On the third day of July, at Cambridge, Massachusetts, under an elm tree on the common, attended by great numbers of the best citizens, Washington assumed the command of the continental army. It was a great day for America; a great day for England also, for the liberties of her people were to be preserved and developed, as well as of those of the colonies; a great day for the world, for Washington's sword was unsheathed for the rights of humanity.

Governor Trumbull, of Connecticut, wrote him: "Be strong, and very courageous." Washington replied: "The cause of our common country calls us both to an active and dangerous duty; Divine Providence, which wisely orders the affairs of men, will enable us to discharge it with fidelity and success."

BOSTON BESIEGED.

Washington found Boston in the hands of a British army of some ten thousand men, well equipped, and supported by ships and munitions, under command of General Gage. It was a pretentious, self-assured army, confident of an easy victory over the rural rebels who had come down from the hills and shut them in. Their British conceit had been a little punished by the frays at Lexington and Bunker Hill, but a little of the art and power of English war, it was expected, would send them flying to their hills and homes again.

About three fifths of the citizens of Boston were remaining in their homes, suffering many indignities and deprivations. The army which Washington had come to command was a mixed multitude, gathered from the ships, shops and farms, under very little discipline, order, or government. It was poorly officered and armed, with but little ammunition and a poor prospect of getting supplied. It lacked everything which makes an efficient army, but high principles and manly courage; but perhaps never so large a body of men in an army knew better what they wanted and were resolved to have. It was

stretched in an irregular semi-circle, a distance of nine miles, around Boston from Dorchester to Malden. Its immediate business there was to keep the British lion in the den into which he had crept from the sea; its real and ultimate purpose was to tell King George and his parliament that the American colonies would not pay taxes without representation, nor submit to unjust laws.

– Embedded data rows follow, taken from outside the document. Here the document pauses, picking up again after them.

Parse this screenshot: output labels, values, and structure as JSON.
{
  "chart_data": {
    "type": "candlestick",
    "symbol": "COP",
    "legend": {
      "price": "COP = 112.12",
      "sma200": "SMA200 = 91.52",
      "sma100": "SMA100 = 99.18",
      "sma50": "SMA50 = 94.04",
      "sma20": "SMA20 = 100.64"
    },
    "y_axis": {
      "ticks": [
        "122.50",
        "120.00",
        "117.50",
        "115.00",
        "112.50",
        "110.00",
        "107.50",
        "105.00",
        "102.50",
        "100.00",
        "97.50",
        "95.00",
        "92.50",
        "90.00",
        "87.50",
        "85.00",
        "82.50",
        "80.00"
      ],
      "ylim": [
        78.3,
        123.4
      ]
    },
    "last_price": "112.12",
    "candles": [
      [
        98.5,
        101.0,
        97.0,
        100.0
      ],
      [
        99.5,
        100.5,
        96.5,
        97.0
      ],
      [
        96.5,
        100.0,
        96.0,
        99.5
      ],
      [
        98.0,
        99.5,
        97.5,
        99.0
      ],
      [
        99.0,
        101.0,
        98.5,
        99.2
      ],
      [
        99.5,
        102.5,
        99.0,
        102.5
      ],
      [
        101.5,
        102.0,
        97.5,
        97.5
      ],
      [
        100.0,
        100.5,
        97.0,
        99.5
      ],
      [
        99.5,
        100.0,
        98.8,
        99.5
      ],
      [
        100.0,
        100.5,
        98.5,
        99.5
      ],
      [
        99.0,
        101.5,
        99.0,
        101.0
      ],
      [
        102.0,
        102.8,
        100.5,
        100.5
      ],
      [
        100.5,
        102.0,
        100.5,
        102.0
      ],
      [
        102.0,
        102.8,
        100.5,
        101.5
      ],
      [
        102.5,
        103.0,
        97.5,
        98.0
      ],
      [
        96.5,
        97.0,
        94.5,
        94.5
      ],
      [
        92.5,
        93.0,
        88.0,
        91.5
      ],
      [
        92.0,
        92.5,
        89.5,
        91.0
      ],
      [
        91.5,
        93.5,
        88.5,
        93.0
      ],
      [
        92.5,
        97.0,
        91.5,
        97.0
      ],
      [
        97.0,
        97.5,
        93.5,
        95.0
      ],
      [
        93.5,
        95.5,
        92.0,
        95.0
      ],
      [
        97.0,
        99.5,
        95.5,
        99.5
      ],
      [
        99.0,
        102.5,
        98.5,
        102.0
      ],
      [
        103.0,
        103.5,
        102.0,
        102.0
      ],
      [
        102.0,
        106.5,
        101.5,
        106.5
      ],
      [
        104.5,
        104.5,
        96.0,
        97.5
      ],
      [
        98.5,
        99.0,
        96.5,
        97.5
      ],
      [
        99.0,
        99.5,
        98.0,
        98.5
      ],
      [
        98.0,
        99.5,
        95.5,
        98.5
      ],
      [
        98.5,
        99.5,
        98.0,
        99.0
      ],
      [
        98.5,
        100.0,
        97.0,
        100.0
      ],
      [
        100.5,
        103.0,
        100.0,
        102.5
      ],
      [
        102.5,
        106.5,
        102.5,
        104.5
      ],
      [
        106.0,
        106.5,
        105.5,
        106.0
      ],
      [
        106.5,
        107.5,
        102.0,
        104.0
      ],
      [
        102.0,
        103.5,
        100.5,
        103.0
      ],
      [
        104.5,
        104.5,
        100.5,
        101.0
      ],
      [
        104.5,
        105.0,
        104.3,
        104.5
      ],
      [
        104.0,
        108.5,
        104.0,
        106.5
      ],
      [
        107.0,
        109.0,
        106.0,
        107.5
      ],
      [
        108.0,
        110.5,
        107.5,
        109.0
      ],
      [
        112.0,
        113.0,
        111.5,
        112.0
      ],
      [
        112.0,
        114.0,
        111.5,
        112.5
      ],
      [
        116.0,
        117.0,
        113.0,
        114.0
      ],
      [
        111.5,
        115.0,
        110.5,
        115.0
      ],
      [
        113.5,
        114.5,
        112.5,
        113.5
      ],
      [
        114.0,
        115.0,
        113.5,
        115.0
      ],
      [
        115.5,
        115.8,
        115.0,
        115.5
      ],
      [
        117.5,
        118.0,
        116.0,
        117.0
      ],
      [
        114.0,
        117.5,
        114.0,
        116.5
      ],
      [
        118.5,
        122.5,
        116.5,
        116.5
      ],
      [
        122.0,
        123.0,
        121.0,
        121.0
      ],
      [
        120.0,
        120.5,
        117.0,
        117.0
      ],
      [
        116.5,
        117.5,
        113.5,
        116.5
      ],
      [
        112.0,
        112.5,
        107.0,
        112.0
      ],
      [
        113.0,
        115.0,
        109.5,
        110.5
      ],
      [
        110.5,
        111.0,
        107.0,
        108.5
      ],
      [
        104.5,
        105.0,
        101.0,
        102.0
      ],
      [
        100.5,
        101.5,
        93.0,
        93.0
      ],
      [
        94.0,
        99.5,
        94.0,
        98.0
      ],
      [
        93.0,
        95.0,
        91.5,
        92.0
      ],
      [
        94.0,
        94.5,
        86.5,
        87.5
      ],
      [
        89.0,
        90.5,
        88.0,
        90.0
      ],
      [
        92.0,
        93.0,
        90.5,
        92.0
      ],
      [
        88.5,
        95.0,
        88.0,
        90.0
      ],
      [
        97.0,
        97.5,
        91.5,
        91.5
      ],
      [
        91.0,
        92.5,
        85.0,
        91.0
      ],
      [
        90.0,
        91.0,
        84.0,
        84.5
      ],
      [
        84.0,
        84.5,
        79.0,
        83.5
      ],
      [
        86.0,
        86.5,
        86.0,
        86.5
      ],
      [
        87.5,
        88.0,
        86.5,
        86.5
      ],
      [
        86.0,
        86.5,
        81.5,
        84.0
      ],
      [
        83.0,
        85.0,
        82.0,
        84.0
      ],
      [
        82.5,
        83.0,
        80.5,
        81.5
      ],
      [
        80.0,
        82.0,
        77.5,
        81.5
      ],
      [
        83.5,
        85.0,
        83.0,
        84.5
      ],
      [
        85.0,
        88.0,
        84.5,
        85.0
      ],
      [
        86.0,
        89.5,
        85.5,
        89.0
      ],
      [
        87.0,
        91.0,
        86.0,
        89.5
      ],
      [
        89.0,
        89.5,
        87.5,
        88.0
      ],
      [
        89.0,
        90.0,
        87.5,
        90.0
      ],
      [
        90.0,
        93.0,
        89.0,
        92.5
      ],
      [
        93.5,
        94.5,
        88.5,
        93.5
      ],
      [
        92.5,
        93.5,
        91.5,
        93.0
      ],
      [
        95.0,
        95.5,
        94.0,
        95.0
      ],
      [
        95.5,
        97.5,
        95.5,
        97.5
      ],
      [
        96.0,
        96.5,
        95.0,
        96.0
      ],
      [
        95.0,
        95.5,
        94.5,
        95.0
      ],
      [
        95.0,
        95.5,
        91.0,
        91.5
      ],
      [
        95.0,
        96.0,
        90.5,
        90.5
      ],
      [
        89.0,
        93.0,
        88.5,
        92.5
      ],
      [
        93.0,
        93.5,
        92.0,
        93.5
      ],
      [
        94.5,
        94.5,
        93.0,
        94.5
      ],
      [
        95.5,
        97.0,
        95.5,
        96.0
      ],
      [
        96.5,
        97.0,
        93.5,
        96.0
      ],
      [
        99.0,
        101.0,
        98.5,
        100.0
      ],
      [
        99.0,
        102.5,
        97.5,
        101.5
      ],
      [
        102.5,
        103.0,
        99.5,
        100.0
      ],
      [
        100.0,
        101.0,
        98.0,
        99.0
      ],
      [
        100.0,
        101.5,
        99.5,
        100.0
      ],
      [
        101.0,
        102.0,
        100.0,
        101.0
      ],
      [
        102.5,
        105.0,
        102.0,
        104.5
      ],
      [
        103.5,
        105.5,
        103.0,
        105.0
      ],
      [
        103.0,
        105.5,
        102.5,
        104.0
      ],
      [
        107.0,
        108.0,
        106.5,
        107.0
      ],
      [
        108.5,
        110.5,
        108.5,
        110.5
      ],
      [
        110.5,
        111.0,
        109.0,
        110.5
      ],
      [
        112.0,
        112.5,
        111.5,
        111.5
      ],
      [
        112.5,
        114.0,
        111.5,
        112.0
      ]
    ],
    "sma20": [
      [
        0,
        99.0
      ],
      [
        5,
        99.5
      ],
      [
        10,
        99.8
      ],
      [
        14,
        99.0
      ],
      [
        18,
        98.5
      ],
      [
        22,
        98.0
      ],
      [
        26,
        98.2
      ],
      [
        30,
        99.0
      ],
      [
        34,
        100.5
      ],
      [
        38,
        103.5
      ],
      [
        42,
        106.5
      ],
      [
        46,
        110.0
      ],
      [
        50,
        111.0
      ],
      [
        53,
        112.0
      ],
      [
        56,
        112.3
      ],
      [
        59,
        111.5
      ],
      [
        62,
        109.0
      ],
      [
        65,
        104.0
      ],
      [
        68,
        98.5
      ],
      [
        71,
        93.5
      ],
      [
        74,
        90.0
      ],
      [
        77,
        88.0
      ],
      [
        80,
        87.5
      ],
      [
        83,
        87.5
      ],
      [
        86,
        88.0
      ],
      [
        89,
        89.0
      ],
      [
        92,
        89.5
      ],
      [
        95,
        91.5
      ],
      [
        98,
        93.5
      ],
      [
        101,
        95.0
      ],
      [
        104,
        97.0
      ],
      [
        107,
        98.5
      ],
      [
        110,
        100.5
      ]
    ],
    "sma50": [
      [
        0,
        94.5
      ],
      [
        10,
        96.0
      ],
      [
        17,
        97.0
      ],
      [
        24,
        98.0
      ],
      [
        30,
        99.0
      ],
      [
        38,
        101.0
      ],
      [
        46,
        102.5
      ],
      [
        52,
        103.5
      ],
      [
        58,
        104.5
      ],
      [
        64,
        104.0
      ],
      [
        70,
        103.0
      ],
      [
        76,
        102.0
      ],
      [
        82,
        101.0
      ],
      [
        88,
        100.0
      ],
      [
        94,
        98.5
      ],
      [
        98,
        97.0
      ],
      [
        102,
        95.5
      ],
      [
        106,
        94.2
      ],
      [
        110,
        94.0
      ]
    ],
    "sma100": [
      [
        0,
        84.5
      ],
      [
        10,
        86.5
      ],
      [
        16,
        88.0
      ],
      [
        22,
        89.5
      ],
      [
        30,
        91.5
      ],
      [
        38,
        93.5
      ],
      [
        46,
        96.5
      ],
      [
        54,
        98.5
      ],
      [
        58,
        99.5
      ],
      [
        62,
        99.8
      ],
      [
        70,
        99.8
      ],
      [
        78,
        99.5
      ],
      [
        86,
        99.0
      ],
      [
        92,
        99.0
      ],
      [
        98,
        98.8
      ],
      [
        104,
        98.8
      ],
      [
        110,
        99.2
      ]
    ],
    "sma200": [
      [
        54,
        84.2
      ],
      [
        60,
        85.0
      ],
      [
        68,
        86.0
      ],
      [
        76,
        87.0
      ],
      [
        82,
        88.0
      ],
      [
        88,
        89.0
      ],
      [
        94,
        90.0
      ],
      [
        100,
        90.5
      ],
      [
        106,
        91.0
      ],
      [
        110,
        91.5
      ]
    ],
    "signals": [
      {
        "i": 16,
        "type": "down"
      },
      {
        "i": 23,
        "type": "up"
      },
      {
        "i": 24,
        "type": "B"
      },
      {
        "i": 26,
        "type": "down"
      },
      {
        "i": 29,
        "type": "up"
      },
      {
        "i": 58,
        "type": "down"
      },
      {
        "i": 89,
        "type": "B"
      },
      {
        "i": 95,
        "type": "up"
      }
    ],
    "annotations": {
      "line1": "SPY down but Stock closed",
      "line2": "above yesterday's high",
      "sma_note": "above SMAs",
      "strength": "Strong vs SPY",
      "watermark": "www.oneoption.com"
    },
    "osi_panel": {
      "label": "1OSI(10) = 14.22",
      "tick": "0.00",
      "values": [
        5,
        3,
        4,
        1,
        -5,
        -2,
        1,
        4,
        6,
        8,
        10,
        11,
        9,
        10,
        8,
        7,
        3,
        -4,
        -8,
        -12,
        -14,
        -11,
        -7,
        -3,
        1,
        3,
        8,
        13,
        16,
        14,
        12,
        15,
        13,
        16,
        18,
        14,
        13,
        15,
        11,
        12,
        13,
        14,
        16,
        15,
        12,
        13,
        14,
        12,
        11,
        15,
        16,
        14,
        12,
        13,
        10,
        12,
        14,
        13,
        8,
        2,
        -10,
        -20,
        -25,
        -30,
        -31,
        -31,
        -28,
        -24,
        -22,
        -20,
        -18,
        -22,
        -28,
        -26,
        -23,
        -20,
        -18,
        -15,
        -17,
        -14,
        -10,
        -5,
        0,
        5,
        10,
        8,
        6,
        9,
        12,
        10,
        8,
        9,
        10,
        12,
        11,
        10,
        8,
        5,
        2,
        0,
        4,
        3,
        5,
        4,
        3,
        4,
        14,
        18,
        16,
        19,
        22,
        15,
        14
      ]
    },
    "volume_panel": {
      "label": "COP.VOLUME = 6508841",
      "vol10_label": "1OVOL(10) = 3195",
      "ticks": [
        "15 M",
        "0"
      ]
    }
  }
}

Washington immediately set about making this intelligent, strong-willed, high-principled rabble into an army; learning the exact situation of things in and about Boston, and quickening congress and the several colonies to supply the wants and increase and make permanent the force of the army. The summer and autumn were spent in making the girdle about Boston stronger, in hedging up the highways in and out; in sweeping the surrounding islands of stock and supplies; in getting horses, cattle and supplies back into the country; in entrenching, throwing up breastworks, planting batteries, gathering arms, ammunition, tents, wagons; in drilling, picketing, skirmishing and capturing squads of the enemy.

This spade and pickaxe warfare by the close of the year had planted batteries on all the near heights around Boston, guarded with entrenchments all the outlets and waterways, built forts where these would best serve the siege operations, and made the British lion's palace a prison with short rations and a good prospect of none at all in a little while. In the way of military glory the British lion had got Lexington and Bunker Hill; in the way of luxury and booty it had got a military prison without supplies. In February, Washington entrenched himself strongly on Dorchester Heights, which commanded the city and the harbor. Early in March he was well entrenched on Nook's Hill, which commanded Boston Neck. And now the roaring lion became a frightened sheep, and took to his swift feet and ran into his ships and set sails for the open sea. Evacuated, Boston was the proud old city again, and her citizens flocked home with great joy. The colonies were glad, and praised the Lord. Washington had gained a great victory in his first campaign without fighting a battle.